An interesting side effect of this resolution is the experimentation. If you’re looking for nutrition in your food, start with fresh. Frozen comes in second. Canned is loaded with salt and preservatives and should be used only in emergencies. I try to go with fresh whenever possible. Living in farm country helps, especially with the veggies.

I also like grain. However, not all of them like me back. Ever since my stomach surgery some grains, like wheat, have been giving me trouble, but I can eat all the rice I want without suffering for it. I also discovered I like pearled barley, for some odd reason. Trouble is, barley in its natural state is pretty tasteless. There are boxed versions with spice packets for flavor enhancement, but they’re pricey. For the same money I can get a bag of pearled barley in the bulk foods aisle and a jar of spices and fiddle around until I get the taste the way I want it. Throw some veggies into the pot and you’ve got yourself a meal. Or two or three, because I’m going for smaller portions now.

Yes, you heard me right. I’m—dare I even say the word—cooking. I’m rather astonished myself.

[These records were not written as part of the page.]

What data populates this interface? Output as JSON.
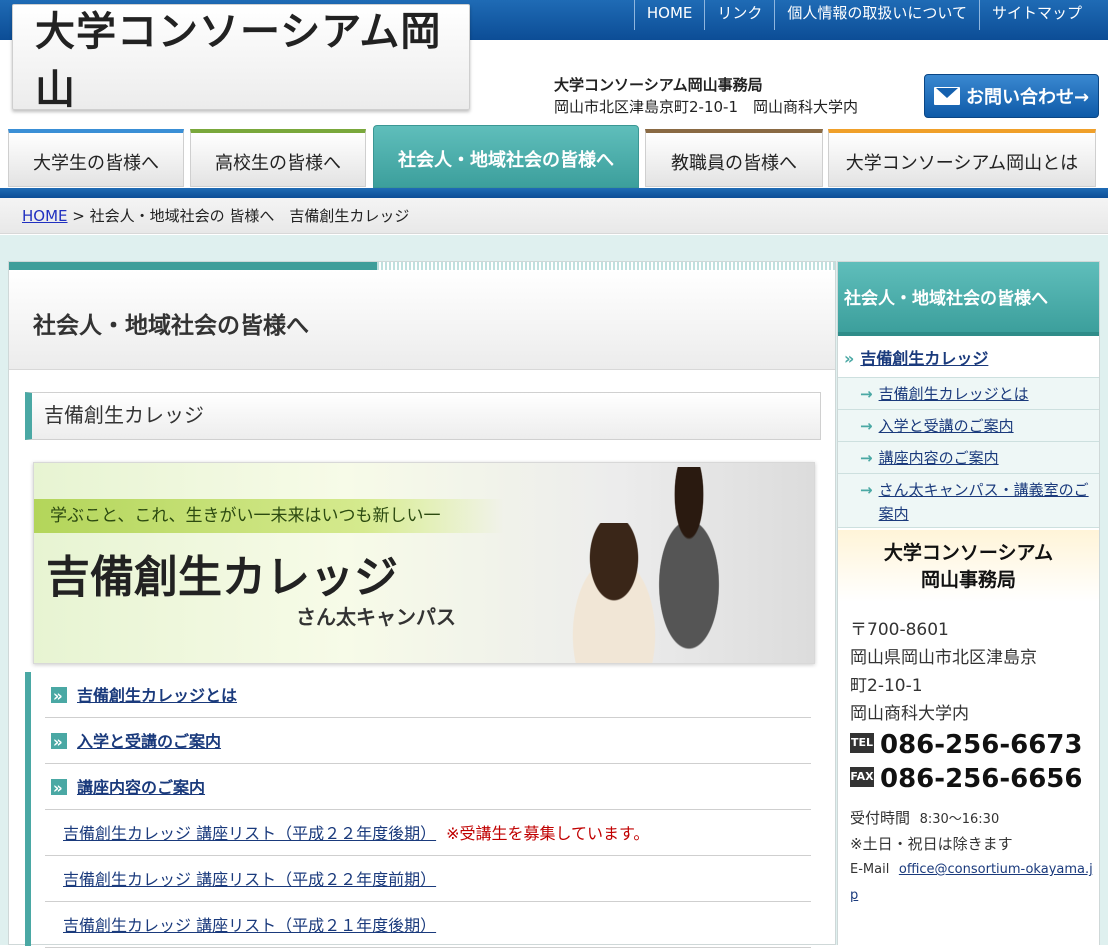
{
  "header": {
    "logo_text": "大学コンソーシアム岡山",
    "topnav": [
      "HOME",
      "リンク",
      "個人情報の取扱いについて",
      "サイトマップ"
    ],
    "office_name": "大学コンソーシアム岡山事務局",
    "office_address": "岡山市北区津島京町2-10-1　岡山商科大学内",
    "contact_button": "お問い合わせ→"
  },
  "mainnav": {
    "tabs": [
      "大学生の皆様へ",
      "高校生の皆様へ",
      "社会人・地域社会の皆様へ",
      "教職員の皆様へ",
      "大学コンソーシアム岡山とは"
    ],
    "active_index": 2
  },
  "breadcrumb": {
    "home": "HOME",
    "sep": " > ",
    "path": "社会人・地域社会の 皆様へ　吉備創生カレッジ"
  },
  "main": {
    "page_heading": "社会人・地域社会の皆様へ",
    "sub_heading": "吉備創生カレッジ",
    "banner": {
      "tagline": "学ぶこと、これ、生きがい一未来はいつも新しい一",
      "title": "吉備創生カレッジ",
      "subtitle": "さん太キャンパス"
    },
    "links": [
      "吉備創生カレッジとは",
      "入学と受講のご案内",
      "講座内容のご案内"
    ],
    "sub_links": [
      "吉備創生カレッジ 講座リスト（平成２２年度後期）",
      "吉備創生カレッジ 講座リスト（平成２２年度前期）",
      "吉備創生カレッジ 講座リスト（平成２１年度後期）"
    ],
    "recruit_note": "※受講生を募集しています。"
  },
  "sidebar": {
    "heading": "社会人・地域社会の皆様へ",
    "main_link": "吉備創生カレッジ",
    "sub_links": [
      "吉備創生カレッジとは",
      "入学と受講のご案内",
      "講座内容のご案内",
      "さん太キャンパス・講義室のご案内"
    ],
    "office": {
      "name_line1": "大学コンソーシアム",
      "name_line2": "岡山事務局",
      "postal": "〒700-8601",
      "addr1": "岡山県岡山市北区津島京",
      "addr2": "町2-10-1",
      "addr3": "岡山商科大学内",
      "tel_label": "TEL",
      "tel": "086-256-6673",
      "fax_label": "FAX",
      "fax": "086-256-6656",
      "hours_label": "受付時間",
      "hours": "8:30〜16:30",
      "closed": "※土日・祝日は除きます",
      "email_label": "E-Mail",
      "email": "office@consortium-okayama.jp"
    }
  },
  "colors": {
    "brand_blue": "#0c4d96",
    "teal": "#3c9f9c",
    "recruit_red": "#c00000"
  }
}
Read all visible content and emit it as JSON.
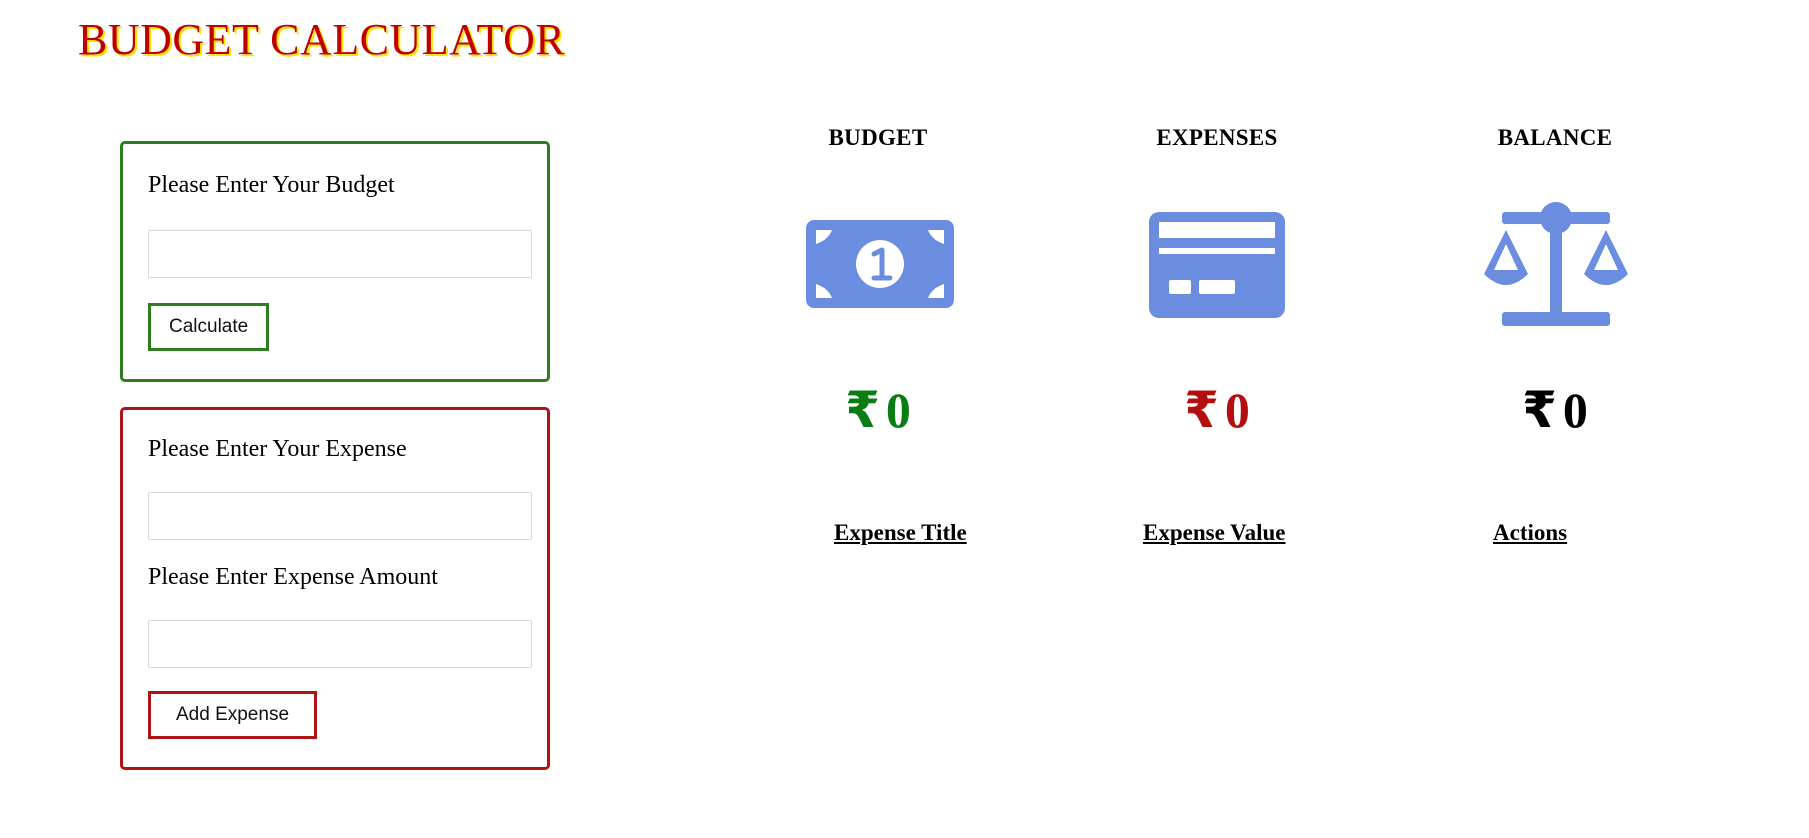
{
  "page": {
    "title": "BUDGET CALCULATOR"
  },
  "budget_form": {
    "label": "Please Enter Your Budget",
    "input_value": "",
    "button_label": "Calculate"
  },
  "expense_form": {
    "title_label": "Please Enter Your Expense",
    "title_input_value": "",
    "amount_label": "Please Enter Expense Amount",
    "amount_input_value": "",
    "button_label": "Add Expense"
  },
  "summary": {
    "currency_symbol": "₹",
    "budget": {
      "heading": "BUDGET",
      "value": "0",
      "icon": "money-bill-icon",
      "color": "#0a7d12"
    },
    "expenses": {
      "heading": "EXPENSES",
      "value": "0",
      "icon": "credit-card-icon",
      "color": "#b30f0f"
    },
    "balance": {
      "heading": "BALANCE",
      "value": "0",
      "icon": "balance-scale-icon",
      "color": "#000000"
    }
  },
  "expense_table": {
    "headers": [
      "Expense Title",
      "Expense Value",
      "Actions"
    ],
    "rows": []
  },
  "colors": {
    "title": "#c00000",
    "title_shadow": "#ffe600",
    "budget_accent": "#2e7d1f",
    "expense_accent": "#b01313",
    "icon": "#6a8de0"
  }
}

One of these days I’m going to go all out and try some of those spices on chicken breasts, instead of paying extra for the prepackaged or breaded stuff. Eventually I’ll try my hand at my favorite Chinese dish, beef and broccoli. So that’s what the oven is for. You learn something new every day.

# # #

This week’s resolution is to start cleaning the clutter out of my house. I don’t think I’m ready to tackle the Book Room just yet. Better to start slow, like with the kitchen table or something. Build my way up to the closets. It’ll be strange, being able to see the tabletop and the floors again. As long as it doesn’t snow for the rest of the winter, I should be okay.